Take a look at the picture below from the Weather Channel this morning:
This is why I have trouble believing the weather mavens.
According to their projections, Wilma will move approximately 100 miles between Saturday morning and Sunday morning, for an average speed of about 4 miles per hour.
Then, it'll move about 250 miles between then and Monday morning, apparently speeding up to an average of 10 MPH.
Finally, by Tuesday morning, it'll have be moving at an average of 30 MPH to end up 750 miles out to sea!
Now, that's some pretty strong westerly winds. It seems to me that if the winds are that strong, it'd tear that storm apart pretty darn quick.
This morning, I caught about 2 minutes of Fox 'n Friends. They had a "weather expert" on talking about Wilma, and he said that the models they have make contradictory predictions, because the U-turn they expect plays hobb with their numbers.
The Foxbabe then said (paraphrasing closely), "Yes, we keep getting different reports. Ted, exactly what day will Wilma make landfall? And at what time?"

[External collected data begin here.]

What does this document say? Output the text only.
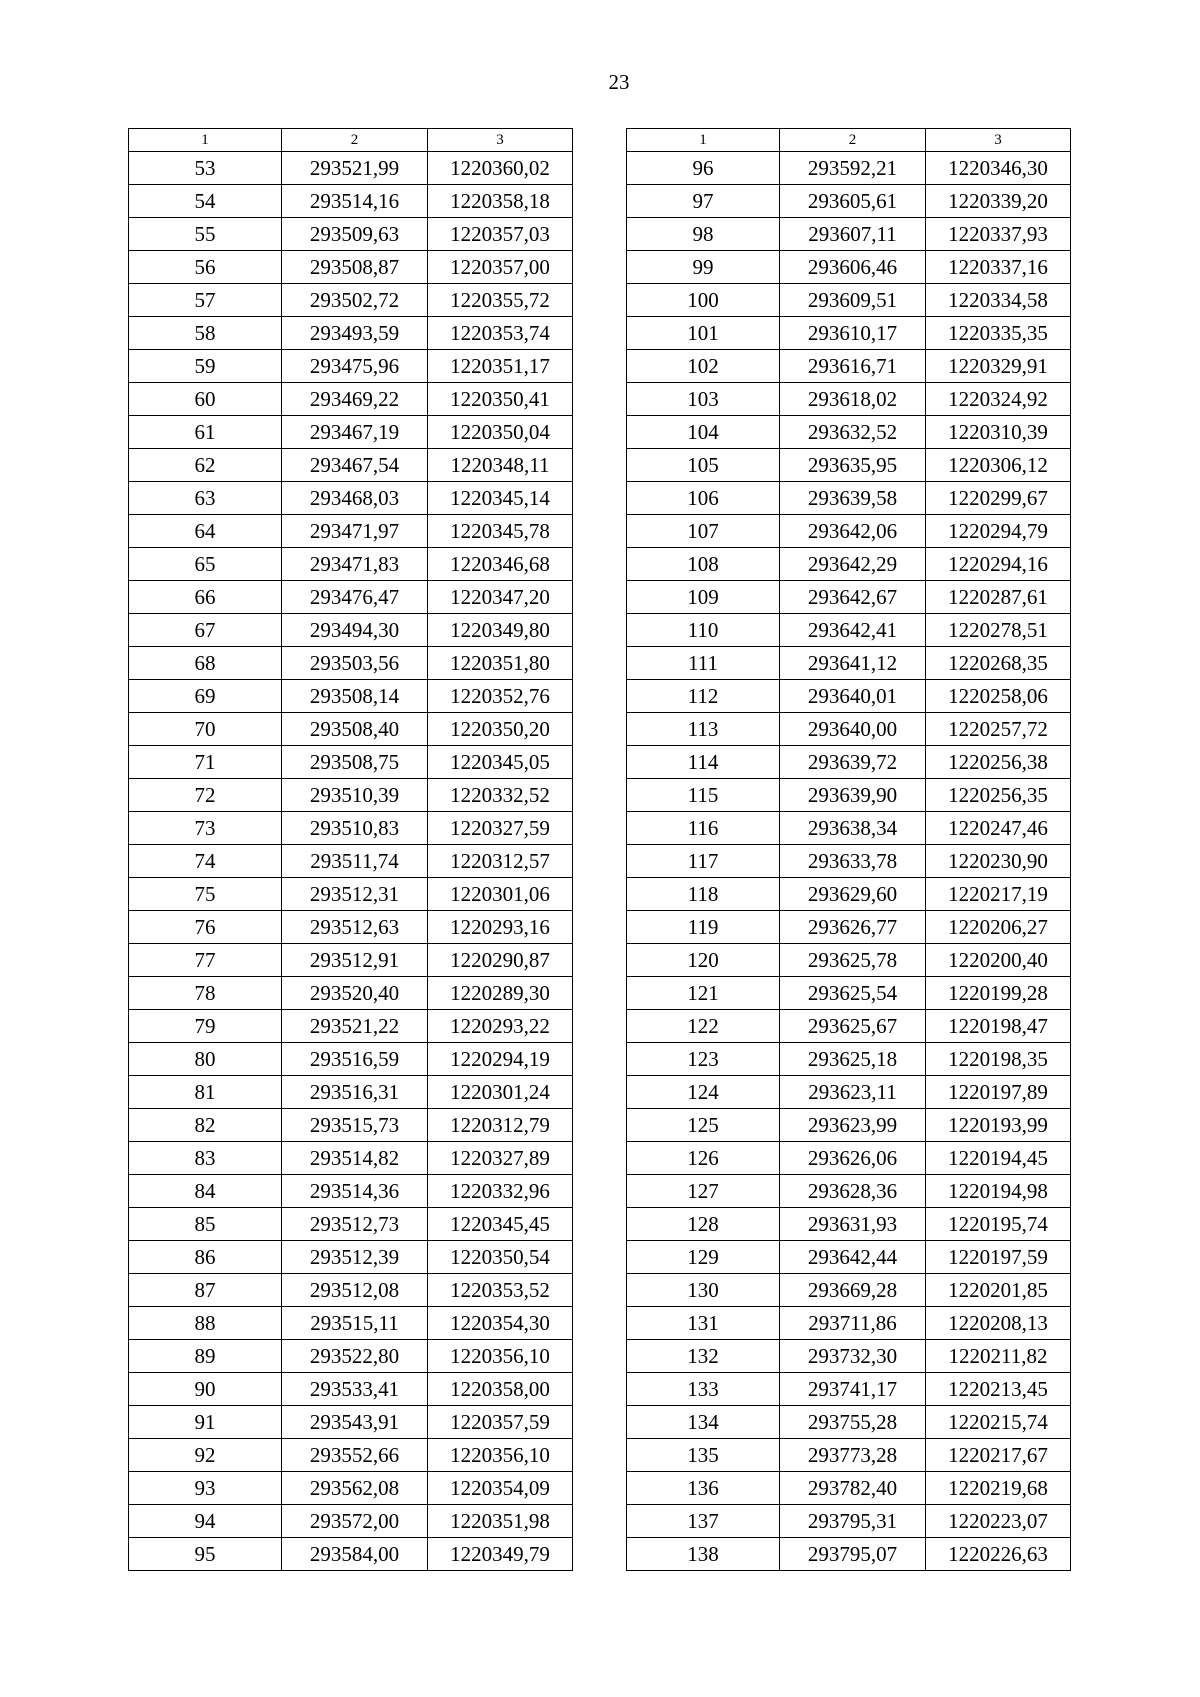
23
1	2	3
53	293521,99	1220360,02
54	293514,16	1220358,18
55	293509,63	1220357,03
56	293508,87	1220357,00
57	293502,72	1220355,72
58	293493,59	1220353,74
59	293475,96	1220351,17
60	293469,22	1220350,41
61	293467,19	1220350,04
62	293467,54	1220348,11
63	293468,03	1220345,14
64	293471,97	1220345,78
65	293471,83	1220346,68
66	293476,47	1220347,20
67	293494,30	1220349,80
68	293503,56	1220351,80
69	293508,14	1220352,76
70	293508,40	1220350,20
71	293508,75	1220345,05
72	293510,39	1220332,52
73	293510,83	1220327,59
74	293511,74	1220312,57
75	293512,31	1220301,06
76	293512,63	1220293,16
77	293512,91	1220290,87
78	293520,40	1220289,30
79	293521,22	1220293,22
80	293516,59	1220294,19
81	293516,31	1220301,24
82	293515,73	1220312,79
83	293514,82	1220327,89
84	293514,36	1220332,96
85	293512,73	1220345,45
86	293512,39	1220350,54
87	293512,08	1220353,52
88	293515,11	1220354,30
89	293522,80	1220356,10
90	293533,41	1220358,00
91	293543,91	1220357,59
92	293552,66	1220356,10
93	293562,08	1220354,09
94	293572,00	1220351,98
95	293584,00	1220349,79
1	2	3
96	293592,21	1220346,30
97	293605,61	1220339,20
98	293607,11	1220337,93
99	293606,46	1220337,16
100	293609,51	1220334,58
101	293610,17	1220335,35
102	293616,71	1220329,91
103	293618,02	1220324,92
104	293632,52	1220310,39
105	293635,95	1220306,12
106	293639,58	1220299,67
107	293642,06	1220294,79
108	293642,29	1220294,16
109	293642,67	1220287,61
110	293642,41	1220278,51
111	293641,12	1220268,35
112	293640,01	1220258,06
113	293640,00	1220257,72
114	293639,72	1220256,38
115	293639,90	1220256,35
116	293638,34	1220247,46
117	293633,78	1220230,90
118	293629,60	1220217,19
119	293626,77	1220206,27
120	293625,78	1220200,40
121	293625,54	1220199,28
122	293625,67	1220198,47
123	293625,18	1220198,35
124	293623,11	1220197,89
125	293623,99	1220193,99
126	293626,06	1220194,45
127	293628,36	1220194,98
128	293631,93	1220195,74
129	293642,44	1220197,59
130	293669,28	1220201,85
131	293711,86	1220208,13
132	293732,30	1220211,82
133	293741,17	1220213,45
134	293755,28	1220215,74
135	293773,28	1220217,67
136	293782,40	1220219,68
137	293795,31	1220223,07
138	293795,07	1220226,63
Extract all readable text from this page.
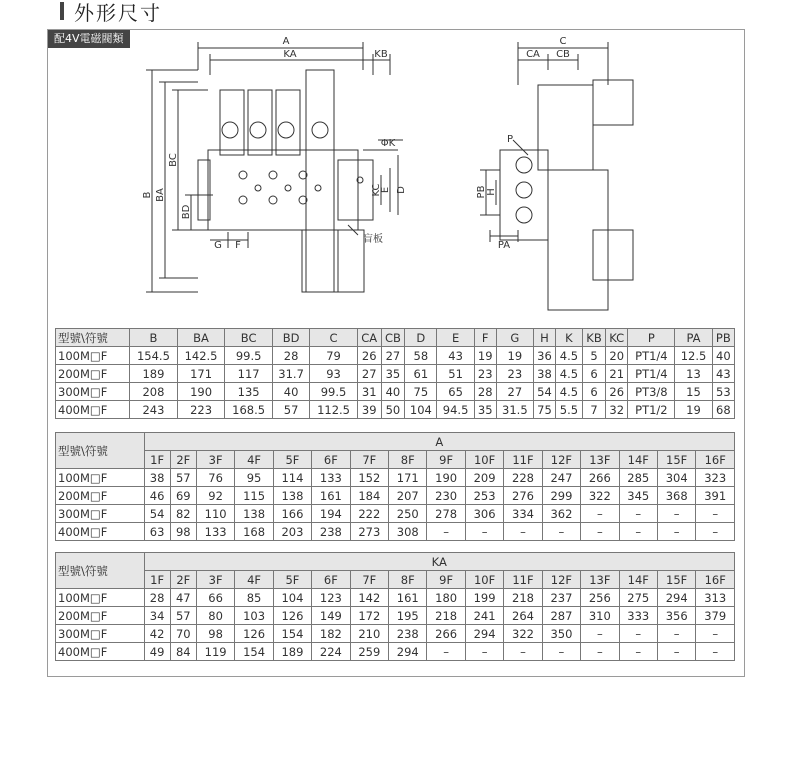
外形尺寸
配4V電磁閥類	A
KA	KB
B BA
BC
BD
G F
ΦK
KC
E D
盲板
C
CA CB
P
PB H
PA
型號\符號	B	BA	BC	BD	C	CA	CB	D	E	F	G	H	K	KB	KC	P	PA	PB
100M□F	154.5	142.5	99.5	28	79	26	27	58	43	19	19	36	4.5	5	20	PT1/4	12.5	40
200M□F	189	171	117	31.7	93	27	35	61	51	23	23	38	4.5	6	21	PT1/4	13	43
300M□F	208	190	135	40	99.5	31	40	75	65	28	27	54	4.5	6	26	PT3/8	15	53
400M□F	243	223	168.5	57	112.5	39	50	104	94.5	35	31.5	75	5.5	7	32	PT1/2	19	68
型號\符號	A															
	1F	2F	3F	4F	5F	6F	7F	8F	9F	10F	11F	12F	13F	14F	15F	16F
100M□F	38	57	76	95	114	133	152	171	190	209	228	247	266	285	304	323
200M□F	46	69	92	115	138	161	184	207	230	253	276	299	322	345	368	391
300M□F	54	82	110	138	166	194	222	250	278	306	334	362	–	–	–	–
400M□F	63	98	133	168	203	238	273	308	–	–	–	–	–	–	–	–
型號\符號	KA															
	1F	2F	3F	4F	5F	6F	7F	8F	9F	10F	11F	12F	13F	14F	15F	16F
100M□F	28	47	66	85	104	123	142	161	180	199	218	237	256	275	294	313
200M□F	34	57	80	103	126	149	172	195	218	241	264	287	310	333	356	379
300M□F	42	70	98	126	154	182	210	238	266	294	322	350	–	–	–	–
400M□F	49	84	119	154	189	224	259	294	–	–	–	–	–	–	–	–
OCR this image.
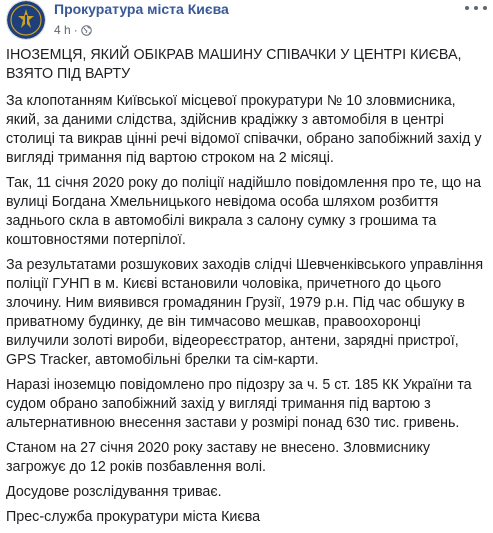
Прокуратура міста Києва
4 h ·

ІНОЗЕМЦЯ, ЯКИЙ ОБІКРАВ МАШИНУ СПІВАЧКИ У ЦЕНТРІ КИЄВА, ВЗЯТО ПІД ВАРТУ

За клопотанням Київської місцевої прокуратури № 10 зловмисника, який, за даними слідства, здійснив крадіжку з автомобіля в центрі столиці та викрав цінні речі відомої співачки, обрано запобіжний захід у вигляді тримання під вартою строком на 2 місяці.

Так, 11 січня 2020 року до поліції надійшло повідомлення про те, що на вулиці Богдана Хмельницького невідома особа шляхом розбиття заднього скла в автомобілі викрала з салону сумку з грошима та коштовностями потерпілої.

За результатами розшукових заходів слідчі Шевченківського управління поліції ГУНП в м. Києві встановили чоловіка, причетного до цього злочину. Ним виявився громадянин Грузії, 1979 р.н. Під час обшуку в приватному будинку, де він тимчасово мешкав, правоохоронці вилучили золоті вироби, відеореєстратор, антени, зарядні пристрої, GPS Tracker, автомобільні брелки та сім-карти.

Наразі іноземцю повідомлено про підозру за ч. 5 ст. 185 КК України та судом обрано запобіжний захід у вигляді тримання під вартою з альтернативною внесення застави у розмірі понад 630 тис. гривень.

Станом на 27 січня 2020 року заставу не внесено. Зловмиснику загрожує до 12 років позбавлення волі.

Досудове розслідування триває.

Прес-служба прокуратури міста Києва
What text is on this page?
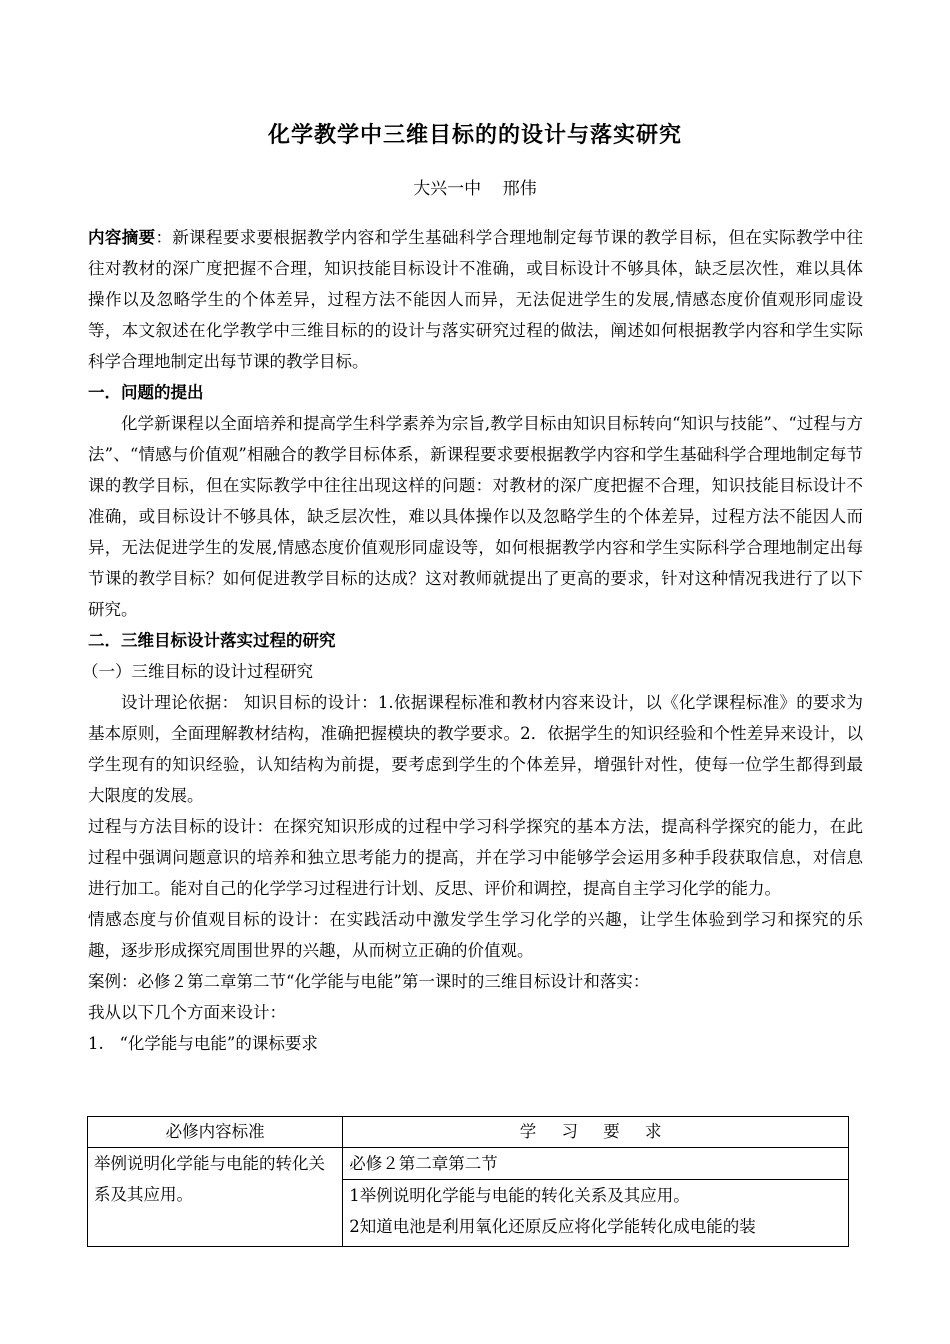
化学教学中三维目标的的设计与落实研究
大兴一中    邢伟

内容摘要：新课程要求要根据教学内容和学生基础科学合理地制定每节课的教学目标，但在实际教学中往往对教材的深广度把握不合理，知识技能目标设计不准确，或目标设计不够具体，缺乏层次性，难以具体操作以及忽略学生的个体差异，过程方法不能因人而异，无法促进学生的发展,情感态度价值观形同虚设等，本文叙述在化学教学中三维目标的的设计与落实研究过程的做法，阐述如何根据教学内容和学生实际科学合理地制定出每节课的教学目标。

一．问题的提出

化学新课程以全面培养和提高学生科学素养为宗旨,教学目标由知识目标转向“知识与技能”、“过程与方法”、“情感与价值观”相融合的教学目标体系，新课程要求要根据教学内容和学生基础科学合理地制定每节课的教学目标，但在实际教学中往往出现这样的问题：对教材的深广度把握不合理，知识技能目标设计不准确，或目标设计不够具体，缺乏层次性，难以具体操作以及忽略学生的个体差异，过程方法不能因人而异，无法促进学生的发展,情感态度价值观形同虚设等，如何根据教学内容和学生实际科学合理地制定出每节课的教学目标？如何促进教学目标的达成？这对教师就提出了更高的要求，针对这种情况我进行了以下研究。

二．三维目标设计落实过程的研究

（一）三维目标的设计过程研究

设计理论依据： 知识目标的设计：1.依据课程标准和教材内容来设计，以《化学课程标准》的要求为基本原则，全面理解教材结构，准确把握模块的教学要求。2．依据学生的知识经验和个性差异来设计，以学生现有的知识经验，认知结构为前提，要考虑到学生的个体差异，增强针对性，使每一位学生都得到最大限度的发展。

过程与方法目标的设计：在探究知识形成的过程中学习科学探究的基本方法，提高科学探究的能力，在此过程中强调问题意识的培养和独立思考能力的提高，并在学习中能够学会运用多种手段获取信息，对信息进行加工。能对自己的化学学习过程进行计划、反思、评价和调控，提高自主学习化学的能力。

情感态度与价值观目标的设计：在实践活动中激发学生学习化学的兴趣，让学生体验到学习和探究的乐趣，逐步形成探究周围世界的兴趣，从而树立正确的价值观。

案例：必修２第二章第二节“化学能与电能”第一课时的三维目标设计和落实：

我从以下几个方面来设计：

1.   “化学能与电能”的课标要求

必修内容标准	学 习 要 求

举例说明化学能与电能的转化关系及其应用。	必修２第二章第二节
1举例说明化学能与电能的转化关系及其应用。
2知道电池是利用氧化还原反应将化学能转化成电能的装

I couldn't stop laughing....
Update: My co-worker tells me I'm an idiot (not unlikely), and that storms routinely get up to 30 MPH speeds after they've made landfall. I'm still skeptical. Can anyone with the time please look this up?
Update 2: OK, I heard a weatherman on the Weather Channel say that it's expected that Wilma will be moving at 25 miles-per-houer as she barrels over Florida. I stand corrected.